COLUMNA DEL SENADO: Luis Humberto Fernández Fuentes

*“Revolución de Seda”

Hoy quiero compartir con ustedes una reflexión y un llamado y es finalizar una etapa en la cual se ha dado una confrontación institución e intensa. Y para hacerlo, quiero llamar a la memoria a la que fue llamada la “Revolución de Terciopelo”, en Praga, en la cual se dio un cambio sin precedente, trascendente, pero sobre todo de manera pacífica.

Hoy podríamos decir que en México estamos viviendo al “Revolución de Seda”, ya que se logra un cambio más trascendente incluso en cuanto al movimiento de las posiciones, pero con mayor tranquilidad y en un ambiente completamente pacífico.

La inmediatez de los hechos en muchas ocasiones no nos permite darle la dimensión a los cambios políticos y sociales, éste es el caso de la elección del domingo, que podrá significar uno de los cambios del poder más importantes de nuestra historia, el margen por el que gana el candidato la mayoría en la Cámara de Senadores, Diputados, congresos locales, gubernaturas, presidencias municipales, da la masa crítica para emprender un gran cambio que lleva implícito también una gran responsabilidad.

Esta elección, pero también significa continuidad del régimen constitucional a través de una elección mayoritaria pacífica, el reconocimiento por parte de los adversarios, por el Presidente de la República, todos generosos e institucionales, y también hay que decirlos, corteses; algunos pocos mezquinos e intrascendentes destilaron odio, afortunadamente los menos.

Algo nos dice, algo vemos en esto que no se dice a diario, es que la clase política mexicana estuvo a la altura y mostró grandeza.

Y quiero poner el acento en la belleza institucional que implica la gran participación, la gigantesca movilización ciudadana que hizo efectiva la operación de la elección, la belleza institucional de que una elección ayude a resolver conflictos, no a profundizarlos.

Nos ha tocado un momento de hacer historia, en el que confirmamos la vocación democrática, demostramos que el sistema funciona y puede funcionar mejor. Debe ser una fiesta, no de quien ganó la elección, es una fiesta de los ciudadanos; con esta elección prestigiamos a nuestra nación como un Estado sólido y democrático capaz de iniciar una época de prosperidad y de paz.

Se enfrentan grandes retos a la democracia que no han sido superados, como la violencia, la corrupción, y no podemos obviar las amenazas, los asesinatos y la avalancha de recursos, pero esto hace más grande el éxito de una elección pacífica y mostrarnos al mundo y a nosotros mismos que somos capaces de tener una elección en paz y ser una de las democracias más grandes del mundo.

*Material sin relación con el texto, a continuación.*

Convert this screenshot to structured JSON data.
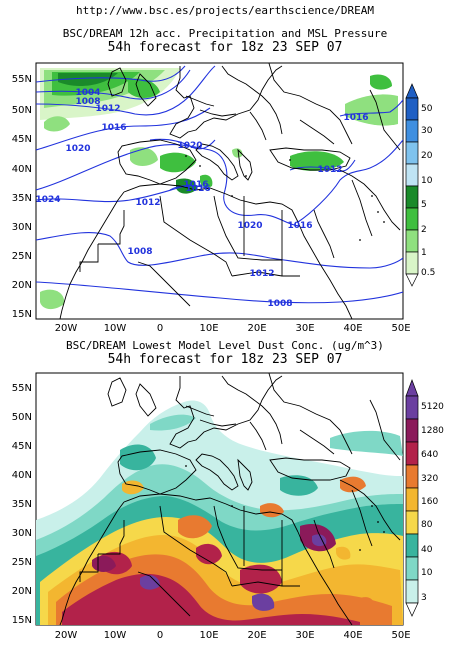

Esta elección nos mostró que la maldad puede ser ineficaz, que quien metió dinero ilegal perdió la elección y perdió el dinero. Hay grandes logros, hay que reconocerlo, pero también el Estado mexicano no fue diseñado para una vida democrática y ética y después, al final del día, el país no se pacificó después de la revolución a balazos, se pacífico con corrupción y elecciones arregladas.

El camino ha sido largo y sinuoso, hoy tenemos la confianza de que hemos dado un gran salto hacia delante en la construcción de una democracia todavía en obra.